Only 25 thousand Albertans actually earn the minimum wage. That’s only 2 per cent of the work force and the lowest number in Canada. But advocates say many of those workers are women, who are already struggling to make ends meet.
“Women are running into a lot more challenges because of wage inequality. [There are] huge costs for child care for many families and so they’re the ones that are holding the burden of it and we need to support these women and families. ” explains Julie Hrdlicka of Public Interest Alberta.
“Calgary is a great city to live in, but it certainly isn’t when you’re poor”
Small businesses in this province say it’s a challenge to find workers and claim the increased minimum wage affects their bottom line.

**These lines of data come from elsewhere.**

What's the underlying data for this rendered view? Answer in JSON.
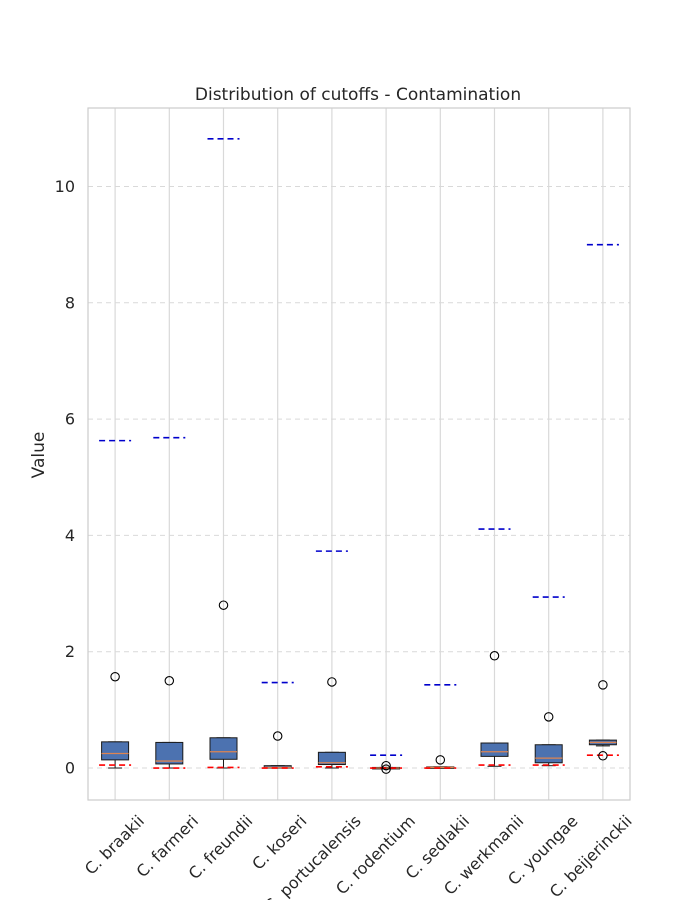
{
  "chart_data": {
    "type": "box",
    "title": "Distribution of cutoffs - Contamination",
    "xlabel": "",
    "ylabel": "Value",
    "ylim": [
      -0.55,
      11.35
    ],
    "yticks": [
      0,
      2,
      4,
      6,
      8,
      10
    ],
    "grid": true,
    "categories": [
      "C. braakii",
      "C. farmeri",
      "C. freundii",
      "C. koseri",
      "C. portucalensis",
      "C. rodentium",
      "C. sedlakii",
      "C. werkmanii",
      "C. youngae",
      "C. beijerinckii"
    ],
    "boxes": [
      {
        "q1": 0.14,
        "median": 0.25,
        "q3": 0.45,
        "whisker_low": 0.0,
        "whisker_high": 0.45,
        "outliers": [
          1.57
        ],
        "red_line": 0.05,
        "blue_line": 5.63
      },
      {
        "q1": 0.07,
        "median": 0.12,
        "q3": 0.44,
        "whisker_low": 0.0,
        "whisker_high": 0.44,
        "outliers": [
          1.5
        ],
        "red_line": 0.0,
        "blue_line": 5.68
      },
      {
        "q1": 0.15,
        "median": 0.28,
        "q3": 0.52,
        "whisker_low": 0.0,
        "whisker_high": 0.52,
        "outliers": [
          2.8
        ],
        "red_line": 0.01,
        "blue_line": 10.82
      },
      {
        "q1": 0.0,
        "median": 0.01,
        "q3": 0.04,
        "whisker_low": 0.0,
        "whisker_high": 0.04,
        "outliers": [
          0.55
        ],
        "red_line": 0.0,
        "blue_line": 1.47
      },
      {
        "q1": 0.06,
        "median": 0.09,
        "q3": 0.27,
        "whisker_low": 0.0,
        "whisker_high": 0.27,
        "outliers": [
          1.48
        ],
        "red_line": 0.02,
        "blue_line": 3.73
      },
      {
        "q1": 0.0,
        "median": 0.0,
        "q3": 0.01,
        "whisker_low": 0.0,
        "whisker_high": 0.01,
        "outliers": [
          0.04,
          -0.02
        ],
        "red_line": 0.0,
        "blue_line": 0.22
      },
      {
        "q1": 0.0,
        "median": 0.01,
        "q3": 0.02,
        "whisker_low": 0.0,
        "whisker_high": 0.02,
        "outliers": [
          0.14
        ],
        "red_line": 0.0,
        "blue_line": 1.43
      },
      {
        "q1": 0.2,
        "median": 0.28,
        "q3": 0.43,
        "whisker_low": 0.03,
        "whisker_high": 0.43,
        "outliers": [
          1.93
        ],
        "red_line": 0.05,
        "blue_line": 4.11
      },
      {
        "q1": 0.09,
        "median": 0.17,
        "q3": 0.4,
        "whisker_low": 0.04,
        "whisker_high": 0.4,
        "outliers": [
          0.88
        ],
        "red_line": 0.05,
        "blue_line": 2.94
      },
      {
        "q1": 0.4,
        "median": 0.44,
        "q3": 0.48,
        "whisker_low": 0.38,
        "whisker_high": 0.48,
        "outliers": [
          1.43,
          0.21
        ],
        "red_line": 0.22,
        "blue_line": 9.0
      }
    ],
    "colors": {
      "box_fill": "#4c72b0",
      "box_edge": "#1a1a1a",
      "median": "#dd8452",
      "red_line": "#ff0000",
      "blue_line": "#0000cc",
      "grid": "#d9d9d9",
      "frame": "#cccccc"
    }
  }
}
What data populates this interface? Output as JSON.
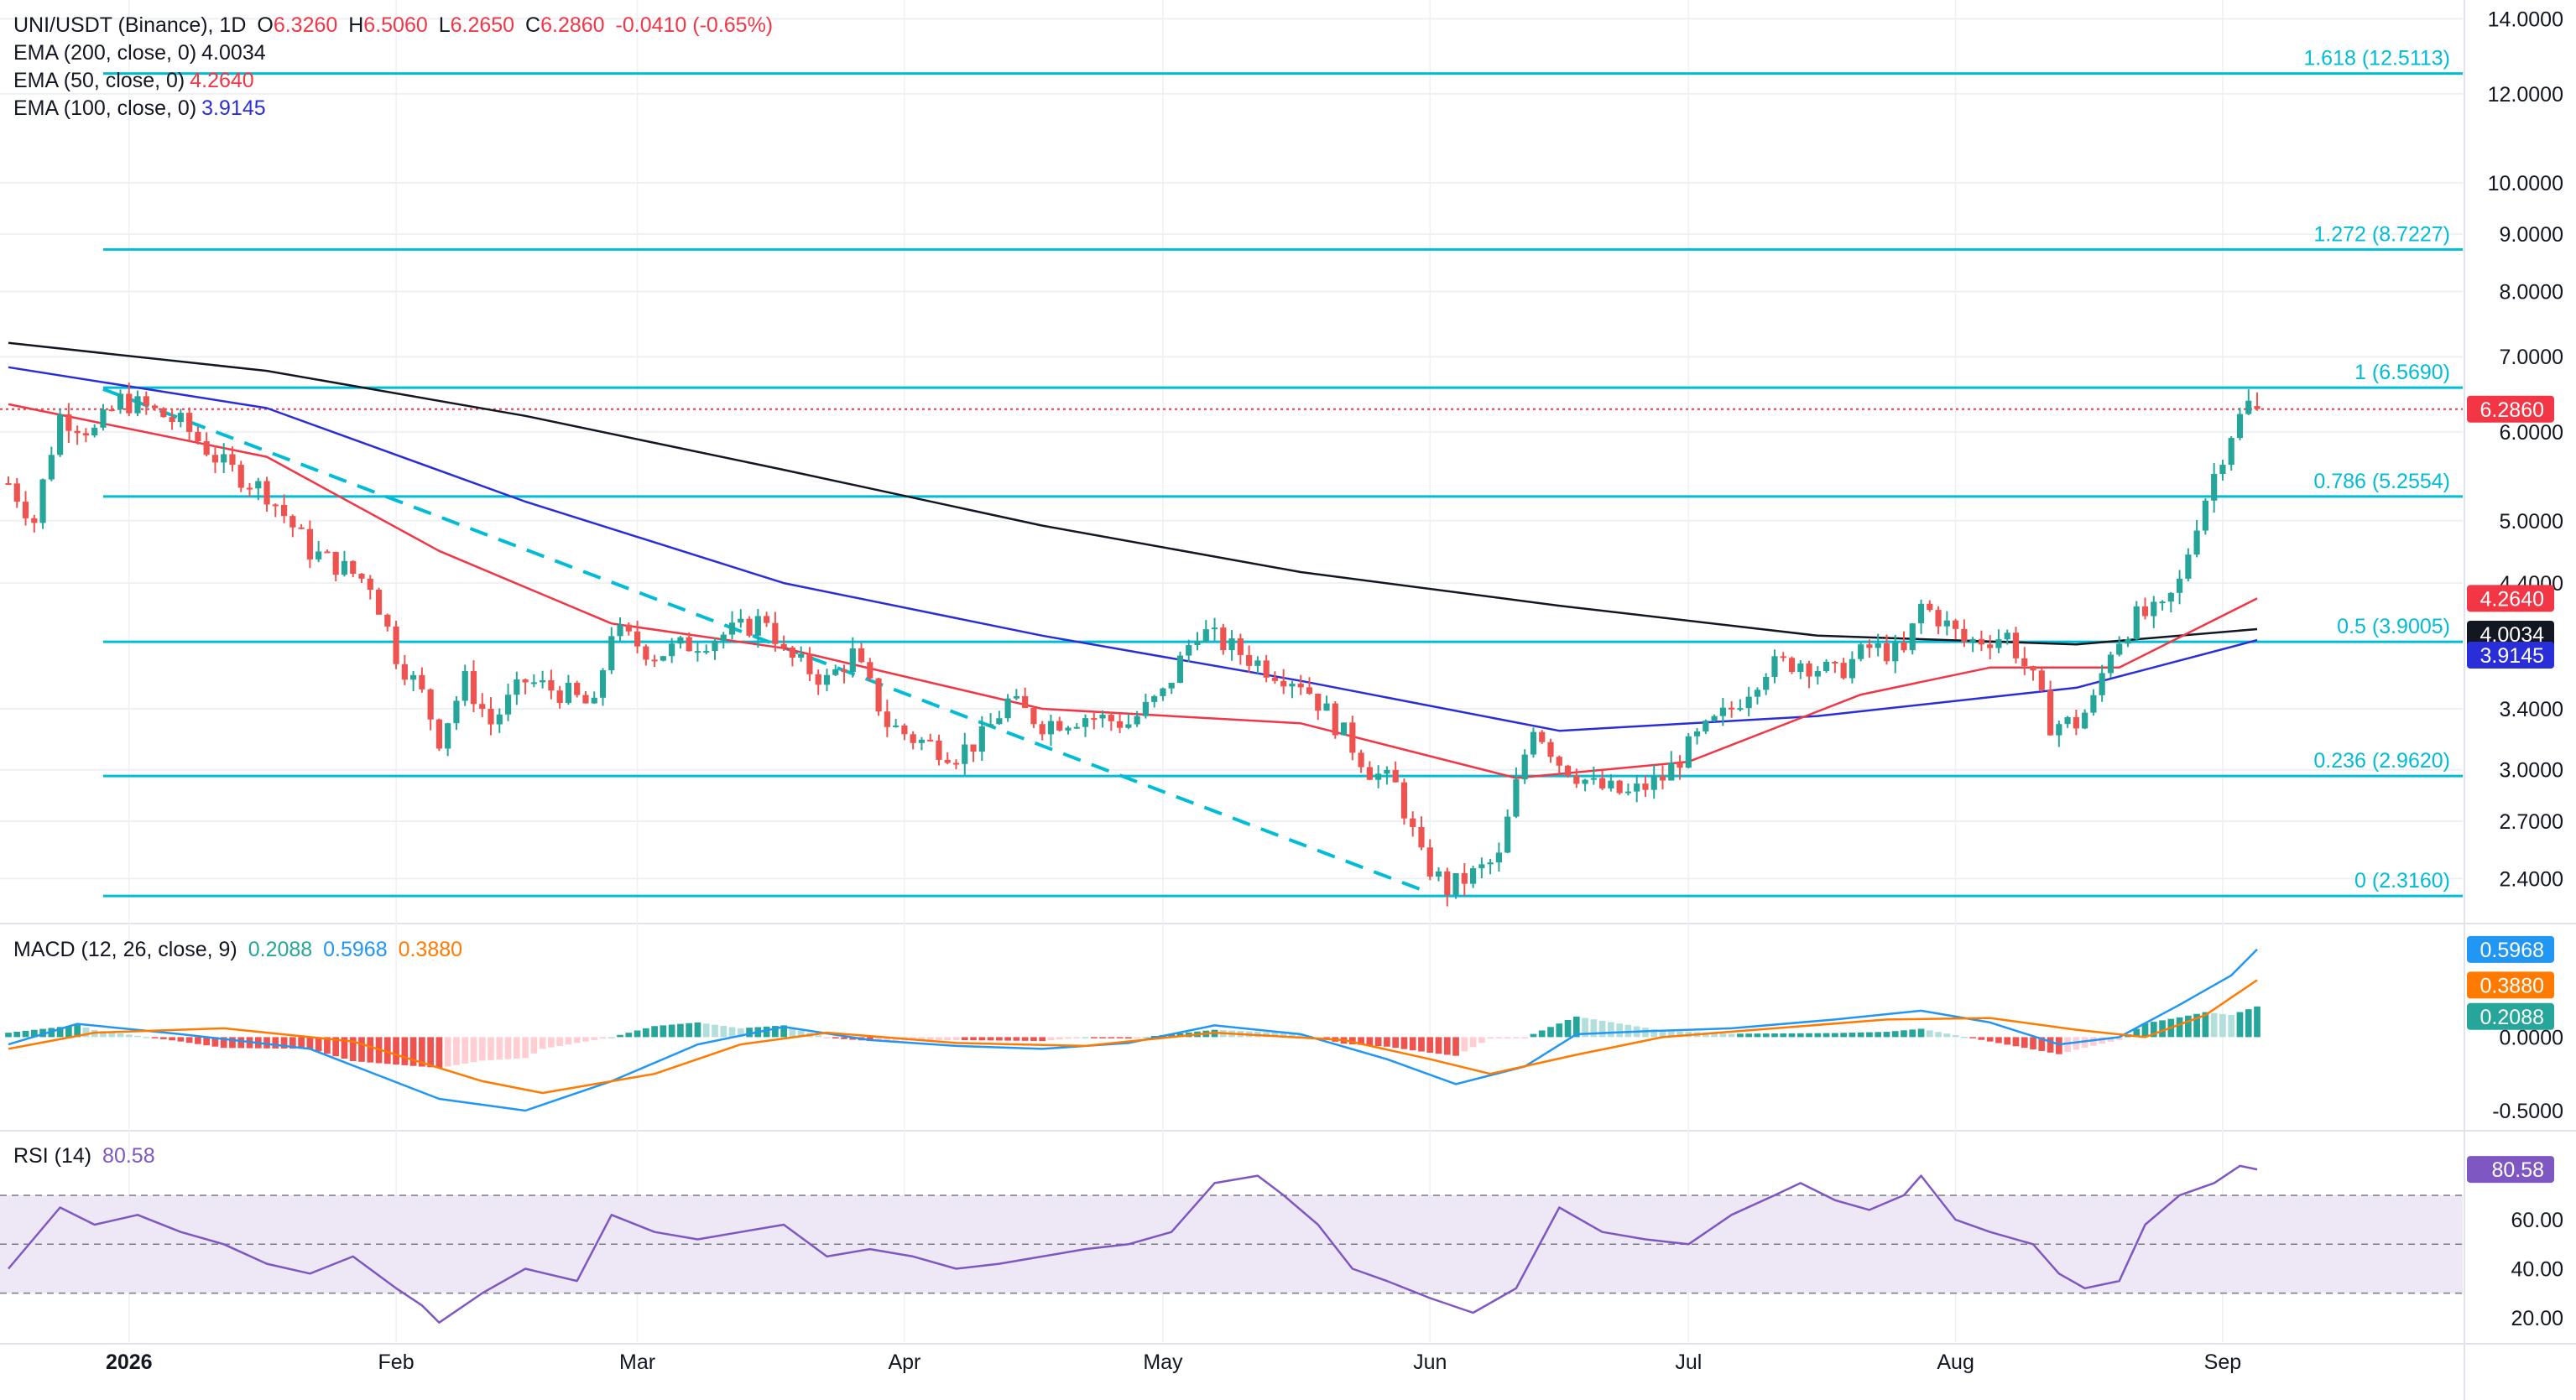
{
  "header": {
    "symbol": "UNI/USDT (Binance), 1D",
    "ohlc": {
      "o_label": "O",
      "o": "6.3260",
      "h_label": "H",
      "h": "6.5060",
      "l_label": "L",
      "l": "6.2650",
      "c_label": "C",
      "c": "6.2860",
      "change": "-0.0410 (-0.65%)"
    },
    "ema200": {
      "label": "EMA (200, close, 0)",
      "value": "4.0034"
    },
    "ema50": {
      "label": "EMA (50, close, 0)",
      "value": "4.2640"
    },
    "ema100": {
      "label": "EMA (100, close, 0)",
      "value": "3.9145"
    }
  },
  "macd_legend": {
    "label": "MACD (12, 26, close, 9)",
    "hist": "0.2088",
    "macd": "0.5968",
    "signal": "0.3880"
  },
  "rsi_legend": {
    "label": "RSI (14)",
    "value": "80.58"
  },
  "colors": {
    "up": "#26a69a",
    "down": "#ef5350",
    "fib": "#00bcd4",
    "ema200": "#131722",
    "ema50": "#f23645",
    "ema100": "#2a2ed8",
    "macd": "#2196f3",
    "signal": "#ff7a00",
    "rsi": "#7e57c2",
    "rsi_band": "#ede7f6",
    "price_tag": "#f23645",
    "grid": "#eef0f3"
  },
  "chart_data": [
    {
      "type": "candlestick",
      "title": "UNI/USDT (Binance), 1D",
      "scale": "log",
      "ylim": [
        2.2,
        14.3
      ],
      "y_ticks": [
        "14.0000",
        "12.0000",
        "10.0000",
        "9.0000",
        "8.0000",
        "7.0000",
        "6.0000",
        "5.0000",
        "4.4000",
        "3.4000",
        "3.0000",
        "2.7000",
        "2.4000"
      ],
      "x_ticks": [
        {
          "label": "2026",
          "bar": 14,
          "bold": true
        },
        {
          "label": "Feb",
          "bar": 45
        },
        {
          "label": "Mar",
          "bar": 73
        },
        {
          "label": "Apr",
          "bar": 104
        },
        {
          "label": "May",
          "bar": 134
        },
        {
          "label": "Jun",
          "bar": 165
        },
        {
          "label": "Jul",
          "bar": 195
        },
        {
          "label": "Aug",
          "bar": 226
        },
        {
          "label": "Sep",
          "bar": 257
        }
      ],
      "bars_total": 262,
      "fib_levels": [
        {
          "label": "1.618 (12.5113)",
          "value": 12.5113
        },
        {
          "label": "1.272 (8.7227)",
          "value": 8.7227
        },
        {
          "label": "1 (6.5690)",
          "value": 6.569
        },
        {
          "label": "0.786 (5.2554)",
          "value": 5.2554
        },
        {
          "label": "0.5 (3.9005)",
          "value": 3.9005
        },
        {
          "label": "0.236 (2.9620)",
          "value": 2.962
        },
        {
          "label": "0 (2.3160)",
          "value": 2.316
        }
      ],
      "fib_start_bar": 11,
      "trendline": {
        "from": {
          "bar": 11,
          "value": 6.55
        },
        "to": {
          "bar": 165,
          "value": 2.33
        }
      },
      "last_price": {
        "value": 6.286,
        "label": "6.2860"
      },
      "price_path": [
        [
          0,
          5.4
        ],
        [
          3,
          5.0
        ],
        [
          6,
          6.2
        ],
        [
          10,
          6.0
        ],
        [
          13,
          6.4
        ],
        [
          16,
          6.3
        ],
        [
          20,
          6.1
        ],
        [
          25,
          5.6
        ],
        [
          30,
          5.3
        ],
        [
          35,
          4.7
        ],
        [
          42,
          4.4
        ],
        [
          45,
          3.8
        ],
        [
          48,
          3.5
        ],
        [
          50,
          3.2
        ],
        [
          53,
          3.6
        ],
        [
          56,
          3.3
        ],
        [
          60,
          3.6
        ],
        [
          65,
          3.5
        ],
        [
          68,
          3.4
        ],
        [
          70,
          4.0
        ],
        [
          75,
          3.8
        ],
        [
          80,
          3.9
        ],
        [
          85,
          4.0
        ],
        [
          88,
          4.1
        ],
        [
          90,
          3.8
        ],
        [
          95,
          3.6
        ],
        [
          98,
          3.8
        ],
        [
          102,
          3.3
        ],
        [
          105,
          3.2
        ],
        [
          110,
          3.1
        ],
        [
          113,
          3.2
        ],
        [
          116,
          3.45
        ],
        [
          120,
          3.3
        ],
        [
          125,
          3.35
        ],
        [
          130,
          3.3
        ],
        [
          134,
          3.5
        ],
        [
          138,
          4.0
        ],
        [
          142,
          3.85
        ],
        [
          146,
          3.7
        ],
        [
          150,
          3.6
        ],
        [
          154,
          3.3
        ],
        [
          158,
          3.0
        ],
        [
          161,
          2.9
        ],
        [
          164,
          2.5
        ],
        [
          167,
          2.35
        ],
        [
          170,
          2.42
        ],
        [
          173,
          2.5
        ],
        [
          175,
          2.9
        ],
        [
          177,
          3.3
        ],
        [
          180,
          3.05
        ],
        [
          184,
          2.9
        ],
        [
          188,
          2.85
        ],
        [
          192,
          2.95
        ],
        [
          196,
          3.2
        ],
        [
          200,
          3.4
        ],
        [
          204,
          3.7
        ],
        [
          208,
          3.75
        ],
        [
          212,
          3.65
        ],
        [
          216,
          3.85
        ],
        [
          220,
          3.8
        ],
        [
          222,
          4.2
        ],
        [
          224,
          4.1
        ],
        [
          227,
          3.9
        ],
        [
          232,
          3.95
        ],
        [
          235,
          3.6
        ],
        [
          237,
          3.3
        ],
        [
          240,
          3.3
        ],
        [
          242,
          3.45
        ],
        [
          244,
          3.85
        ],
        [
          247,
          4.1
        ],
        [
          250,
          4.15
        ],
        [
          252,
          4.4
        ],
        [
          254,
          5.0
        ],
        [
          256,
          5.5
        ],
        [
          258,
          6.0
        ],
        [
          260,
          6.35
        ],
        [
          261,
          6.286
        ]
      ],
      "ema_path": {
        "ema200": [
          [
            0,
            7.2
          ],
          [
            30,
            6.8
          ],
          [
            60,
            6.2
          ],
          [
            90,
            5.55
          ],
          [
            120,
            4.95
          ],
          [
            150,
            4.5
          ],
          [
            180,
            4.2
          ],
          [
            210,
            3.95
          ],
          [
            240,
            3.88
          ],
          [
            261,
            4.0034
          ]
        ],
        "ema100": [
          [
            0,
            6.85
          ],
          [
            30,
            6.3
          ],
          [
            60,
            5.2
          ],
          [
            90,
            4.4
          ],
          [
            120,
            3.95
          ],
          [
            150,
            3.6
          ],
          [
            180,
            3.25
          ],
          [
            210,
            3.35
          ],
          [
            240,
            3.55
          ],
          [
            261,
            3.9145
          ]
        ],
        "ema50": [
          [
            0,
            6.35
          ],
          [
            30,
            5.7
          ],
          [
            50,
            4.7
          ],
          [
            70,
            4.05
          ],
          [
            90,
            3.85
          ],
          [
            120,
            3.4
          ],
          [
            150,
            3.3
          ],
          [
            175,
            2.95
          ],
          [
            195,
            3.05
          ],
          [
            215,
            3.5
          ],
          [
            230,
            3.7
          ],
          [
            245,
            3.7
          ],
          [
            261,
            4.264
          ]
        ]
      }
    },
    {
      "type": "macd",
      "title": "MACD (12, 26, close, 9)",
      "ylim": [
        -0.62,
        0.75
      ],
      "y_ticks": [
        "-0.5000",
        "0.0000"
      ],
      "tags": {
        "macd": "0.5968",
        "signal": "0.3880",
        "hist": "0.2088"
      },
      "macd_path": [
        [
          0,
          -0.05
        ],
        [
          8,
          0.09
        ],
        [
          20,
          0.02
        ],
        [
          35,
          -0.08
        ],
        [
          50,
          -0.42
        ],
        [
          60,
          -0.5
        ],
        [
          70,
          -0.3
        ],
        [
          80,
          -0.05
        ],
        [
          90,
          0.07
        ],
        [
          100,
          -0.02
        ],
        [
          110,
          -0.06
        ],
        [
          120,
          -0.08
        ],
        [
          130,
          -0.04
        ],
        [
          140,
          0.08
        ],
        [
          150,
          0.02
        ],
        [
          160,
          -0.15
        ],
        [
          168,
          -0.32
        ],
        [
          176,
          -0.2
        ],
        [
          182,
          0.02
        ],
        [
          190,
          0.04
        ],
        [
          200,
          0.06
        ],
        [
          212,
          0.12
        ],
        [
          222,
          0.18
        ],
        [
          230,
          0.1
        ],
        [
          238,
          -0.05
        ],
        [
          245,
          0.0
        ],
        [
          252,
          0.22
        ],
        [
          258,
          0.42
        ],
        [
          261,
          0.5968
        ]
      ],
      "signal_path": [
        [
          0,
          -0.08
        ],
        [
          10,
          0.03
        ],
        [
          25,
          0.06
        ],
        [
          40,
          -0.03
        ],
        [
          55,
          -0.3
        ],
        [
          62,
          -0.38
        ],
        [
          75,
          -0.25
        ],
        [
          85,
          -0.05
        ],
        [
          95,
          0.03
        ],
        [
          110,
          -0.04
        ],
        [
          125,
          -0.06
        ],
        [
          140,
          0.03
        ],
        [
          155,
          -0.02
        ],
        [
          165,
          -0.15
        ],
        [
          172,
          -0.25
        ],
        [
          182,
          -0.12
        ],
        [
          192,
          0.0
        ],
        [
          205,
          0.06
        ],
        [
          218,
          0.12
        ],
        [
          230,
          0.13
        ],
        [
          240,
          0.05
        ],
        [
          248,
          0.0
        ],
        [
          255,
          0.15
        ],
        [
          261,
          0.388
        ]
      ]
    },
    {
      "type": "line",
      "title": "RSI (14)",
      "ylim": [
        10,
        95
      ],
      "y_ticks": [
        "60.00",
        "40.00",
        "20.00"
      ],
      "band": [
        30,
        70
      ],
      "midline": 50,
      "last": "80.58",
      "rsi_path": [
        [
          0,
          40
        ],
        [
          6,
          65
        ],
        [
          10,
          58
        ],
        [
          15,
          62
        ],
        [
          20,
          55
        ],
        [
          25,
          50
        ],
        [
          30,
          42
        ],
        [
          35,
          38
        ],
        [
          40,
          45
        ],
        [
          45,
          32
        ],
        [
          48,
          25
        ],
        [
          50,
          18
        ],
        [
          55,
          30
        ],
        [
          60,
          40
        ],
        [
          66,
          35
        ],
        [
          70,
          62
        ],
        [
          75,
          55
        ],
        [
          80,
          52
        ],
        [
          85,
          55
        ],
        [
          90,
          58
        ],
        [
          95,
          45
        ],
        [
          100,
          48
        ],
        [
          105,
          45
        ],
        [
          110,
          40
        ],
        [
          115,
          42
        ],
        [
          120,
          45
        ],
        [
          125,
          48
        ],
        [
          130,
          50
        ],
        [
          135,
          55
        ],
        [
          140,
          75
        ],
        [
          145,
          78
        ],
        [
          148,
          70
        ],
        [
          152,
          58
        ],
        [
          156,
          40
        ],
        [
          160,
          35
        ],
        [
          165,
          28
        ],
        [
          170,
          22
        ],
        [
          175,
          32
        ],
        [
          180,
          65
        ],
        [
          185,
          55
        ],
        [
          190,
          52
        ],
        [
          195,
          50
        ],
        [
          200,
          62
        ],
        [
          205,
          70
        ],
        [
          208,
          75
        ],
        [
          212,
          68
        ],
        [
          216,
          64
        ],
        [
          220,
          70
        ],
        [
          222,
          78
        ],
        [
          226,
          60
        ],
        [
          230,
          55
        ],
        [
          235,
          50
        ],
        [
          238,
          38
        ],
        [
          241,
          32
        ],
        [
          245,
          35
        ],
        [
          248,
          58
        ],
        [
          252,
          70
        ],
        [
          256,
          75
        ],
        [
          259,
          82
        ],
        [
          261,
          80.58
        ]
      ]
    }
  ]
}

“If you take the small increase, but times it by the number of hours, times it by the number of employees in a business, then those costs can really add up.” Says Richard Truscott from the Canadian Federation of Small Businesses.
“Any time governments increase the floor in wages, or increase other payroll costs that can really have an impact on small business, there’s no question about it.”
Alberta’s previous minimum wage had been $9.95 an hour, which was the lowest in the country. The minimum wage for liquor servers has also increased, from $9.05 to $9.20 an hour.
Nunavut and Ontario have the highest minimum wage, at $11 an hour.